Après avoir étudié le français et l’art occidental aux Beaux-Arts de Tokyo, Tsuguharu Foujita quitte son Japon natal pour Paris. En s’installant en France, il cherche à rompre avec les usages ancestraux d’un pays trop codifié à ses yeux. Cet éloignement et la rupture qu’il entraine va lui permettre d’exister en tant qu’individu et en tant qu’artiste. Il développe un style personnel entre deux cultures : celle de son pays d’origine et celle de son pays d’adoption. Installé dès son arrivée à Montparnasse, il va se construire au contact de l’œuvre des artistes avant-gardistes qu’il fréquente : Modigliani, Van Dongen, Soutine, Derain ou Picasso. Ses premières œuvres mêlent un cubisme stylisé inspiré par Modigliani avec la tradition japonaise et un gout pour le gothique. Outre les natures mortes, quelques paysages, les portraits et les chats, il est surtout connu pour des nus féminins à l’étrangeté certaine. Il est excellent dessinateur et sa peinture à l’aspect de porcelaine est réalisée avec une pate fine appliquée au pinceau ou au tampon.
Très vite, il acquiert dans les milieux mondains une notoriété importante qu’il doit tant à son art qu’à sa personnalité fantasque ; son personnage excentrique avec frange japonaise et grosses lunettes noires entre dans la légende du Montparnasse des Années folles. Au cours des années 1930, il entreprend une série de voyages entre les Amériques et l’Asie, il est accueilli triomphalement à son retour au Japon et s’installe à Tokyo.
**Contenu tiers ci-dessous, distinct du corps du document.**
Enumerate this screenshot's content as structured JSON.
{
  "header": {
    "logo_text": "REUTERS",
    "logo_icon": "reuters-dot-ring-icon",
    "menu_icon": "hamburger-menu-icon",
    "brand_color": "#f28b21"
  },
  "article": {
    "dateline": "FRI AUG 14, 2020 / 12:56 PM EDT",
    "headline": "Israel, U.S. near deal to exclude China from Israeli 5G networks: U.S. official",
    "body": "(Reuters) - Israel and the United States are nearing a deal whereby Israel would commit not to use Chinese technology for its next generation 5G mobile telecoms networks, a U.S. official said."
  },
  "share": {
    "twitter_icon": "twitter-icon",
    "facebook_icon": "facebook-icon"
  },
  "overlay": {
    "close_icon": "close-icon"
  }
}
Il retourne en France en 1939 mais la guerre l’oblige à regagner le Japon. Après plusieurs voyages à New York dans la Seconde moitié des années 1940, il revient définitivement en France en 1950.
Dès son retour, il s’installe dans un nouvel atelier à Montparnasse. Le quartier a changé mais il y retrouve certains de ses anciens amis : André Lhote, Jacques Villon, Maurice de Vlaminck…
Il travaille sans relâche et expose à la Galerie Paul Pétridès. Foujita reste très attaché à la figuration. Le cheminement de son œuvre se produit donc en marge des courants artistiques des années 1950. Ces années sont également celles d’un retour en grâce du paysage, auquel il s’exerce en Bretagne ou à Paris. Ses vues parisiennes représentent les lieux de ses premières années françaises. Cette nostalgie l’amène naturellement à peindre et dessiner son quartier de Montparnasse. La rue Vandamme, perpendiculaire à la rue de la Gaité, se trouve à quelques mètres de son nouvel atelier, derrière la ligne de train dont on aperçoit les piquets au-dessus du mur. Notre aquarelle à la perspective géométrique et très dessinée atteste du goût pour la ligne de Foujita, resté intact dans ses années de maturité. Les couleurs froides et la perspective vide donnent une douce mélancolie à ce paysage urbain, témoignage de l’attachement d’un artiste au quartier qui a fait sa gloire.